Too much aggressive link building, too much content, too much stuffing of keywords. Basically doing too much. Imagine Google plots a graph and it plots a graph where everyone sits with a number of links that they build on a yearly basis. And if you’re building 10 times more than anyone else, either you’ve discovered the cure for cancer and everyone’s linking to your website or you’re a spammer. If people were to look at my strategy, it would actually be worse for them in some of the niches that they would be in. If you were competing in corporate window cleaning and employed the tactics which I use in such an aggressive way, in two months you’d be doing pretty well but in three or four months you’d be doing pretty badly.
So get the strategy right for your niche.
That’s crucial, that’s a key lesson to learn.
Is that a bit of a change though from a few years ago, when everybody was trying to go out as aggressively as possible? Obviously Google’s really recognised.
I know of a couple of sites which have done similar things and they’ve overcooked it. It would take them at least three, four, five months and it probably wasn’t even worth the investment in the first place.

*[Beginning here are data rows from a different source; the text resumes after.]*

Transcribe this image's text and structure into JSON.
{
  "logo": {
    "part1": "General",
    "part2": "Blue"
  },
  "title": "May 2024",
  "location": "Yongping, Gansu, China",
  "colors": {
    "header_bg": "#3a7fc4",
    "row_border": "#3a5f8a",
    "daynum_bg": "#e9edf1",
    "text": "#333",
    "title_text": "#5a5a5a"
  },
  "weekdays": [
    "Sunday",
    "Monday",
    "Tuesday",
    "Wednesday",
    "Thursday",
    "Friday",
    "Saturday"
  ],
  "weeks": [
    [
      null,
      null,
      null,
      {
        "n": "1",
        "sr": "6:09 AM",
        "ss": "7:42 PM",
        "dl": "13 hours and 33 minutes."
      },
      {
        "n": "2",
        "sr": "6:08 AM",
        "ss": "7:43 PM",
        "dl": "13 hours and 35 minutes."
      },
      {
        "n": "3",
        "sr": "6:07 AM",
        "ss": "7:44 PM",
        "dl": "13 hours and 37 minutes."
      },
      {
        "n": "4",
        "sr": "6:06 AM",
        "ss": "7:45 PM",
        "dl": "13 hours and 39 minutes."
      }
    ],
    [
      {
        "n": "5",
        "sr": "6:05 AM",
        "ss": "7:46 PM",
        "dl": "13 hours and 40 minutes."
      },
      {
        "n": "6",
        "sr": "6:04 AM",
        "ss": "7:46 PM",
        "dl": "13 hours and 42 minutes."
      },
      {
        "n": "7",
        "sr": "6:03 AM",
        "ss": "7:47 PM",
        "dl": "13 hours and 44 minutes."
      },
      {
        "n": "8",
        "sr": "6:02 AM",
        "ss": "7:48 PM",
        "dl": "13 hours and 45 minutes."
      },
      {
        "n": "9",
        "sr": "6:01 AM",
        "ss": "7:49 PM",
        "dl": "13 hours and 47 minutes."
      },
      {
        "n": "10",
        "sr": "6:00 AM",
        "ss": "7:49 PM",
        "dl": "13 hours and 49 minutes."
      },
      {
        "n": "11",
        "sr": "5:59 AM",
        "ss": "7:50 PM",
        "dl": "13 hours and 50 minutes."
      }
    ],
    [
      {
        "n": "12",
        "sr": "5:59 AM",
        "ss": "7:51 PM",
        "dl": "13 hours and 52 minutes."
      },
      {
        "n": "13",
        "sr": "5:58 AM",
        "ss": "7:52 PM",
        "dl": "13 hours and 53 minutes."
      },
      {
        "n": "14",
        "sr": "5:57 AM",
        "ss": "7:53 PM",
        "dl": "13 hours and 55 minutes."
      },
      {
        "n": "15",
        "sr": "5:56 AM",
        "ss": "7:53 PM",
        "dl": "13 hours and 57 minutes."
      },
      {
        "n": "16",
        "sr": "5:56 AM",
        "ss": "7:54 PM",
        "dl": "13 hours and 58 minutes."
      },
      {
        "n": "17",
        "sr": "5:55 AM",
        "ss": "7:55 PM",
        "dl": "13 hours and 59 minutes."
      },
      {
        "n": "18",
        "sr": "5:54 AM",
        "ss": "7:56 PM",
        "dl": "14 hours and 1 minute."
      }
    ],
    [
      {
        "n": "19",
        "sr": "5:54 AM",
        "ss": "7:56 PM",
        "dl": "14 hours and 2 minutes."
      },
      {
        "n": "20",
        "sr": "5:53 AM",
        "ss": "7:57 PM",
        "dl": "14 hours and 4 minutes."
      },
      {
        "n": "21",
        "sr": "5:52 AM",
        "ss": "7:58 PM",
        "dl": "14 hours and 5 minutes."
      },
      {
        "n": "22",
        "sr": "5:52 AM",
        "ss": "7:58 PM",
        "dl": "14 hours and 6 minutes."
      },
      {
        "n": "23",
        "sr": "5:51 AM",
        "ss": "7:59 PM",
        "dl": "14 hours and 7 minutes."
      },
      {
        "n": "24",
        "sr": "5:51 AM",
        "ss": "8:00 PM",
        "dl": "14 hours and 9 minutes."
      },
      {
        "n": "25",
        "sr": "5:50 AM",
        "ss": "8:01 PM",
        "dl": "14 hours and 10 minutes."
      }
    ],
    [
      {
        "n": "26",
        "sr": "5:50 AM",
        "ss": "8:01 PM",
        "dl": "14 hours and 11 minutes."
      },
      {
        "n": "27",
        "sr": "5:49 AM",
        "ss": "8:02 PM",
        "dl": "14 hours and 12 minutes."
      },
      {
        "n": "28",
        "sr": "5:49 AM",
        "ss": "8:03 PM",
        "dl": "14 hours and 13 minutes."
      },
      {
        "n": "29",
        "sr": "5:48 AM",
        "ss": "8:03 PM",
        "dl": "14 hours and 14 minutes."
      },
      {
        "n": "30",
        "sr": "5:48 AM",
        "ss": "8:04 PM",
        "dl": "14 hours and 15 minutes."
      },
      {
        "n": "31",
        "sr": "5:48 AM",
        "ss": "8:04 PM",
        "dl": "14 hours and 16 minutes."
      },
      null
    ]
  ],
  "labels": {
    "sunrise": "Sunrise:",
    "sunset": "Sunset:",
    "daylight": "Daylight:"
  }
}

Because some of the companies out there, some of the agencies out there are charging huge prices for buying links and for a small business or any business it’s very expensive – I don’t think small business realise the huge mark ups which agencies put on links. I used to be in one of those agencies and I used to put the mark ups on, but I don’t think they realise what’s going on.

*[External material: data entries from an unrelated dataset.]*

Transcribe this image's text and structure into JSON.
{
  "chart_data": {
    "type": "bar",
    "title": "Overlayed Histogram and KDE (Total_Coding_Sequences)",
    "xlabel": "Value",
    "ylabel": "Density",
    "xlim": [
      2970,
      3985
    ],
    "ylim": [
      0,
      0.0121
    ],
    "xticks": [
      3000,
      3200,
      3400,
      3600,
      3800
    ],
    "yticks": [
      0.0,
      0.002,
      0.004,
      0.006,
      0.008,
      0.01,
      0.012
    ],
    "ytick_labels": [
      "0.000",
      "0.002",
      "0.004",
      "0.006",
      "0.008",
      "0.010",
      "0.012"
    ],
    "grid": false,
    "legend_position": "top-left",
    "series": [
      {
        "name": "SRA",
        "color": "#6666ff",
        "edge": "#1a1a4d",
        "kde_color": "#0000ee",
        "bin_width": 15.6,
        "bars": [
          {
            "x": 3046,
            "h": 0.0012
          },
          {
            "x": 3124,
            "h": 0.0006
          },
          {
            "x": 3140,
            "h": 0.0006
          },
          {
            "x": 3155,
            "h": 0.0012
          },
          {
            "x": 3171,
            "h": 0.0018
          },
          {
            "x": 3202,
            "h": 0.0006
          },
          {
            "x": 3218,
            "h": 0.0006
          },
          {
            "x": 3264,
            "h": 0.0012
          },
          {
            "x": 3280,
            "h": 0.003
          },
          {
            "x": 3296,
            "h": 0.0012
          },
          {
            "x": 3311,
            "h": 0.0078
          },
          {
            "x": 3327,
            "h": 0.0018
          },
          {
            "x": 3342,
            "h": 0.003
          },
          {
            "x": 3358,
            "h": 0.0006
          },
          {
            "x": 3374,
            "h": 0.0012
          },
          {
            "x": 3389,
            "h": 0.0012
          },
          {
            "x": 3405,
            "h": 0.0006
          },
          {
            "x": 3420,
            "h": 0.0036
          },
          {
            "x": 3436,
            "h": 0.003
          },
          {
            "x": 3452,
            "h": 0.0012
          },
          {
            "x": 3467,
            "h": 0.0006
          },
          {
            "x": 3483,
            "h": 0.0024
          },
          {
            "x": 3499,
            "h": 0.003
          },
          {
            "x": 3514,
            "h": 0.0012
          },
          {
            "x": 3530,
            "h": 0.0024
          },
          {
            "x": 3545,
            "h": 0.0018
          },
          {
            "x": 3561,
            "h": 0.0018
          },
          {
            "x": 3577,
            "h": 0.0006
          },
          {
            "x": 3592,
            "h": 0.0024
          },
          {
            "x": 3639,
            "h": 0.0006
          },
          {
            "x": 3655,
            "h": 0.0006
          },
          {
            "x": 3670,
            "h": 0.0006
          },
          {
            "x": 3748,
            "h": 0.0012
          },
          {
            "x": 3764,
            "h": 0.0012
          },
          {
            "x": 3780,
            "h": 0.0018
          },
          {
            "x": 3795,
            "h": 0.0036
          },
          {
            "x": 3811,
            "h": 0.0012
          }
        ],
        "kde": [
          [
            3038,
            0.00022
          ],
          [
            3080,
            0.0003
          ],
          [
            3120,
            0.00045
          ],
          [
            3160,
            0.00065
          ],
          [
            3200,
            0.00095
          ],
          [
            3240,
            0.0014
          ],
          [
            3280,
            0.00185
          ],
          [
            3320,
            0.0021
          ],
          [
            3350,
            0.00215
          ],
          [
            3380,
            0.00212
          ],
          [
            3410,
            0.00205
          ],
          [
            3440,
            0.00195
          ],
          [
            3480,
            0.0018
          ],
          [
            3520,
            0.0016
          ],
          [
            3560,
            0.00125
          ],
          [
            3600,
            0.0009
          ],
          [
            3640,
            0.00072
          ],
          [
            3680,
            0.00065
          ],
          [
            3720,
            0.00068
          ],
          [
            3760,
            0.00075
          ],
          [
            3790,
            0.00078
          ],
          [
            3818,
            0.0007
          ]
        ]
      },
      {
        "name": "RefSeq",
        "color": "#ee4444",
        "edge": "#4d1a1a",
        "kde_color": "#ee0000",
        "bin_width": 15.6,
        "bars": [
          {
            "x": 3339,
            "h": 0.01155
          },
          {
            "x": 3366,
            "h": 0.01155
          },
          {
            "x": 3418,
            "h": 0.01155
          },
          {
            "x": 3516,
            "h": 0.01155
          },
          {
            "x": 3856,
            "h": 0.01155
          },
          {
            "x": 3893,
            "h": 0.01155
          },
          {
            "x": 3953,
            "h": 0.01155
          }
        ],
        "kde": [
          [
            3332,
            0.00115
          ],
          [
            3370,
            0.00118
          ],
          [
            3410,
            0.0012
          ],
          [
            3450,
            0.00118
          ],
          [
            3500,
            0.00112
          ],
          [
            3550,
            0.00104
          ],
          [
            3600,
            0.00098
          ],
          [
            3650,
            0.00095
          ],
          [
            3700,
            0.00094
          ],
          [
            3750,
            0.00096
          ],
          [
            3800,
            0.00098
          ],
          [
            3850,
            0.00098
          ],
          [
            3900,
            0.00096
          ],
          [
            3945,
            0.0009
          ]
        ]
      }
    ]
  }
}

The business ends up in the penalty box, but the search engine agency is going to say “you signed the document”. That’s a bit rough, but I just think there are a lot of corporate businesses and a lot of small businesses should be really careful because there are a lot of underhanded practices going on, especially in the buying links space because Google is just going to crack down on that, because the link graphs look all the same. It looks the same every single time because agencies are lazy, they’ve just got some guy at a computer who just writes the same email, writes the same code and just sends it out all day, they don’t care.
You said you have the SEO chemistry lab going there, is testing new things an important part of what you’re doing?
Very important. I’m obviously on a performance basis with my clients; I need to know what’s going to work. Our chemistry lab, we do try some pretty varied stuff actually, but you’ve got to be careful to isolate those kinds of things as well. And there are some competitors in our space doing similar stuff.
But we might be on the outer frontier of the internet and internet marketing doing pretty out there stuff in Australia, but in America they do way crazier stuff than us, because they’ve got bigger budgets and bigger markets.
But in the Australian market it’s a different beast, Google’s a different beast in Australia, we’ve got different people doing different things. We run with a four-year old version of Google, that’s what most people don’t realise, so whatever Google was in America four years ago, that’s what we’re running.